Waxes from certain taxa and/or organs can also contain other compound classes (Figure 1), most prominently aromatic esters and compounds with two hydroxyl or carbonyl functions (diols, ketols, ketoaldehydes and diketones; Jetter et al., 2006). These wax constituents can be regarded as downstream or side products of the ubiquitous biosynthetic reactions forming the common product classes as described above. This implies that additional enzymes, expressed at high levels in certain plant species, can intercept intermediates and/or final products of the ubiquitous pathways before they are exported to the cuticle. As these enzymes can apparently handle the pre-formed wax compounds, they could be added in a modular fashion to the standard pathways in heterologous expression systems. This would allow stepwise addition and modification of secondary functional group(s), and substantially increase the chemical diversity of biotechnologically produced wax mixtures. The necessary biochemical and molecular genetic information on the biosynthesis of these compound classes is currently not available. However, cloning and characterization of the genes involved may become possible in the near future, once the standard wax biosynthetic pathways are better understood in A. thaliana, so that the rapidly growing genomic information from other species (Pennisi, 2007) can be further exploited.

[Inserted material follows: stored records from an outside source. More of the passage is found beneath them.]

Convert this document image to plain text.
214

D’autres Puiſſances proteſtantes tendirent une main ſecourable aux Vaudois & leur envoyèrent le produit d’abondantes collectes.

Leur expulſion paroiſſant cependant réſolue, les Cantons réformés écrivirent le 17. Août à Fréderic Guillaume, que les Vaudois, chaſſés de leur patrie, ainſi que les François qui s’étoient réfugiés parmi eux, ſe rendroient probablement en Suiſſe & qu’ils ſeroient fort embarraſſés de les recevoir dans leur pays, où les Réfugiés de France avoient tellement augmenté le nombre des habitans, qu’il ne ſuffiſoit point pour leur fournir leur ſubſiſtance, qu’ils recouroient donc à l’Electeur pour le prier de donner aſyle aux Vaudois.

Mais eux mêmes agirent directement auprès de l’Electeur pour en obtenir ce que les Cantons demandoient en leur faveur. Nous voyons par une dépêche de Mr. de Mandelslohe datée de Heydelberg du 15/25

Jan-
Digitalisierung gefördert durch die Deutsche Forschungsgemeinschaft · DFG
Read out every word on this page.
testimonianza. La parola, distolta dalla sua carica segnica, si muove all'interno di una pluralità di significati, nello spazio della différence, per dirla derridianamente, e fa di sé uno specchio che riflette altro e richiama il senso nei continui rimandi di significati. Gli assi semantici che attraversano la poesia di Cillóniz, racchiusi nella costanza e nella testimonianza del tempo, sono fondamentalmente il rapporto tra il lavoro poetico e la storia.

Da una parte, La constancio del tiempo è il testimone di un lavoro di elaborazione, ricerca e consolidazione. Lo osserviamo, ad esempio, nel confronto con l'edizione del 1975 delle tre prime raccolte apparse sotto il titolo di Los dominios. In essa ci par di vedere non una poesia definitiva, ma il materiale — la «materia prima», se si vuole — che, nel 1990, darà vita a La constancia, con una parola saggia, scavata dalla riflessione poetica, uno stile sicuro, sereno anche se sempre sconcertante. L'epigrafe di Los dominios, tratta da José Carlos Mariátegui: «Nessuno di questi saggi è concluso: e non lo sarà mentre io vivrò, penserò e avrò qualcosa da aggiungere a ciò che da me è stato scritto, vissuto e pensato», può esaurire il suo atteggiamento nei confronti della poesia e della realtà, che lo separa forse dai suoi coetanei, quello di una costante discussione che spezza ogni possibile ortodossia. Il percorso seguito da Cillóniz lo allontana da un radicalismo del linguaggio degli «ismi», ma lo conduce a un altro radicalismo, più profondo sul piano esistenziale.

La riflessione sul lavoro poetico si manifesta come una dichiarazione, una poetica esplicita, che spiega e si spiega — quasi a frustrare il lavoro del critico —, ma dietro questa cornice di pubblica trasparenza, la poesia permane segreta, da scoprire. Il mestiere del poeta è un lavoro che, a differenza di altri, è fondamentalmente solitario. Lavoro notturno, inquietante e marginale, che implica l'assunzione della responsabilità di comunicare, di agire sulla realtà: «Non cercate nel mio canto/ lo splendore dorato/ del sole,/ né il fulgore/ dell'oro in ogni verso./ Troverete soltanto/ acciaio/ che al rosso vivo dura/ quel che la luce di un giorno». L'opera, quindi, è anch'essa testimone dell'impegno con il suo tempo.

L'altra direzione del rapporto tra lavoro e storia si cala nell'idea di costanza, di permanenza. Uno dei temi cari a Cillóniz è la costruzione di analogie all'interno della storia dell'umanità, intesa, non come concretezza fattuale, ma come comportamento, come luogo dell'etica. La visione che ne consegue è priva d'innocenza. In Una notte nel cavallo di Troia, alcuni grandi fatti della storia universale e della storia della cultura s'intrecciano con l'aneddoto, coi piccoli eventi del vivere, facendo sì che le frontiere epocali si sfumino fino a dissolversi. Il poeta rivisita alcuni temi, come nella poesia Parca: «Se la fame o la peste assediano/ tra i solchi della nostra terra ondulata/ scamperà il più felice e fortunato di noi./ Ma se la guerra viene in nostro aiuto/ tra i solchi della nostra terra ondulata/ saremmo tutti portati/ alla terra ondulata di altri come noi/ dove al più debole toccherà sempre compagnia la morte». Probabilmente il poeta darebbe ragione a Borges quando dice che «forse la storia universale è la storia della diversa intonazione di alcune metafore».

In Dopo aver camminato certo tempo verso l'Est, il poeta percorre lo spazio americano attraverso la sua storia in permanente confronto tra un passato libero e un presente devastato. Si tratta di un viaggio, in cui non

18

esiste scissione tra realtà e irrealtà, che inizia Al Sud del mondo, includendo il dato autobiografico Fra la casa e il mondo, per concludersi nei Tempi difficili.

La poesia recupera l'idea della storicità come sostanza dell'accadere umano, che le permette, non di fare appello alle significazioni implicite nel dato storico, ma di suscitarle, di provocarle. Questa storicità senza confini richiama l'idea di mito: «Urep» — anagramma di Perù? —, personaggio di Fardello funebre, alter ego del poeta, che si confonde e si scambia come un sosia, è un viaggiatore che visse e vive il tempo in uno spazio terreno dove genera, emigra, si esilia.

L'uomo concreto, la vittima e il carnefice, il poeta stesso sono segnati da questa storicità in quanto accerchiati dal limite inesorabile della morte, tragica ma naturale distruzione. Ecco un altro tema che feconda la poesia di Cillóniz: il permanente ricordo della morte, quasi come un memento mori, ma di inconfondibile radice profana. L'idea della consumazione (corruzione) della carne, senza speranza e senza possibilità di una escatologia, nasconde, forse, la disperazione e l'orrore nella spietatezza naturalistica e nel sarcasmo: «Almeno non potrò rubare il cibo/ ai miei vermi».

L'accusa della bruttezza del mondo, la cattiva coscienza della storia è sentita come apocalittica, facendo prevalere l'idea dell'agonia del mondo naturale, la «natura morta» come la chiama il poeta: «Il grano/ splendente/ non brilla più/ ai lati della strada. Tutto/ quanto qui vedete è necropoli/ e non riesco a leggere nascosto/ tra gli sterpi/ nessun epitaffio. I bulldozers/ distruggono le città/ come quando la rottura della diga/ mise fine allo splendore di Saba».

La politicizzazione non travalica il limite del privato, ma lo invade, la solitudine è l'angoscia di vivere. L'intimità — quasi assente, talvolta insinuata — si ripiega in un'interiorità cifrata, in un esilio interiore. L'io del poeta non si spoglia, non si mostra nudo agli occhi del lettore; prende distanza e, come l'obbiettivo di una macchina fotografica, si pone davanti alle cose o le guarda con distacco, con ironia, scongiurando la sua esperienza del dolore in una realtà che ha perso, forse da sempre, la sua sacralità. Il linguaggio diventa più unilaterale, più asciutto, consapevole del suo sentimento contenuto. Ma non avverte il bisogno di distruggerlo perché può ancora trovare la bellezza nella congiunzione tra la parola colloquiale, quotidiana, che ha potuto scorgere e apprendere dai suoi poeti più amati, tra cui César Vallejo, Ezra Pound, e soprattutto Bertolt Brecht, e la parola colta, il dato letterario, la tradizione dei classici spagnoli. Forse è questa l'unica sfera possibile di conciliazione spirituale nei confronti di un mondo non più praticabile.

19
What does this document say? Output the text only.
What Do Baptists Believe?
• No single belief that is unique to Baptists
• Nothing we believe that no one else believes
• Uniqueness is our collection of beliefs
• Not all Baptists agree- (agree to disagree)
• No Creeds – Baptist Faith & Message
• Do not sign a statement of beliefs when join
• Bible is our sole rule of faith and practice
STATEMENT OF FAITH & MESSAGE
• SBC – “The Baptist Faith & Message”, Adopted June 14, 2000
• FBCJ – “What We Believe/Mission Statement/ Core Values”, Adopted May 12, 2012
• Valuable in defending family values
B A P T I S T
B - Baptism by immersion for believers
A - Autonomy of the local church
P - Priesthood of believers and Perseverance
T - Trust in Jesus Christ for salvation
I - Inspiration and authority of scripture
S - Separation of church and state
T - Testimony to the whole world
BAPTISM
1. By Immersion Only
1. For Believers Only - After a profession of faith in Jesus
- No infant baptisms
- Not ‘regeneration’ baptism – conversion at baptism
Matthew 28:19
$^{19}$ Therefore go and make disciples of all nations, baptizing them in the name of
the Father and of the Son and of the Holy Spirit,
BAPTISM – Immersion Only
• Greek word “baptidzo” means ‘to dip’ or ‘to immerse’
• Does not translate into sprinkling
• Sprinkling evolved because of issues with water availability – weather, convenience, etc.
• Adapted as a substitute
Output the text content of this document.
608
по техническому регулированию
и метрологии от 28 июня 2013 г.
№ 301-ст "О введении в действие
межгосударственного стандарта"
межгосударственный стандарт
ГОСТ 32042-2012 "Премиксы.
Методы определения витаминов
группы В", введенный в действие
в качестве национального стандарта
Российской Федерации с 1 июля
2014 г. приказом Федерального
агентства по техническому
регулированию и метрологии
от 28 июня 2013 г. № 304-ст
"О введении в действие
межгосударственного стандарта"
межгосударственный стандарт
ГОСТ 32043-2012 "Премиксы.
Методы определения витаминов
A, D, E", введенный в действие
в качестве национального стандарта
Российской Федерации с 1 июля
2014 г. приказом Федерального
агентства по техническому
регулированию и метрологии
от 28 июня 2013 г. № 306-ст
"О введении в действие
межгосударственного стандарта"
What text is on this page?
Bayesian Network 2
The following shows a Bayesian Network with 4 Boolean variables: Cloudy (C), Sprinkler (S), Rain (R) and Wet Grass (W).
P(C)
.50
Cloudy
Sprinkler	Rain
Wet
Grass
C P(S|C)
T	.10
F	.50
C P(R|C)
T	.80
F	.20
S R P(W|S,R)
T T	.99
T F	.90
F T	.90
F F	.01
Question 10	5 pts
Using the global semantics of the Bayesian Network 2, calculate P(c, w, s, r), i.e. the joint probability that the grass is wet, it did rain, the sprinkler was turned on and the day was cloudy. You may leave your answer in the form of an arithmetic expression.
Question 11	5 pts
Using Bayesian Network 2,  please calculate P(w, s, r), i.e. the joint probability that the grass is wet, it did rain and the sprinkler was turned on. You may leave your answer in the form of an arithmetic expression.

With the isolation and characterization of a number of key genes involved in modification of VLCFA precursors into the diverse wax compound classes, important information on the intracellular localization of wax biosynthetic pathways has emerged. The site of primary alcohol formation appears to be the ER, as shown by localization of the alcohol-forming Arabidopsis enzyme CER4 after expression in yeast (Rowland et al., 2006). This is in contrast with mammalian FARs, which are associated with peroxisomes (Burdett et al., 1991; Cheng and Russell, 2004a,b), and therefore the localization of the CER4 FAR will have to be verified in planta. Meanwhile, the subsequent enzyme in the wax biosynthetic pathway, the wax ester synthase WSD1, has been localized to the ER, (R.J., L.K., F. Li, X. Wu and A.L. Samuels, University of British Columbia, Canada, unpublished results). Similarly, the mid-chain alkane hydroxylase MAH1 (CYP96A15), which catalyses the last two steps of the alkane-pathway in A. thaliana stems, is also confined to the ER (Greer et al., 2007). These two downstream pathway enzymes are thus co-localized with the VLCFA-generating FAEs (Kunst and Samuels, 2003; Xu et al., 2002; Zheng et al., 2005), and it is very likely that the entire wax biosynthesis process occurs in a single subcellular compartment. All the wax biosynthetic enzymes and precursors are therefore expected to be present in the ER of epidermal cells, leading to accumulation of all intermediates and products in the extensive membrane system of this organelle.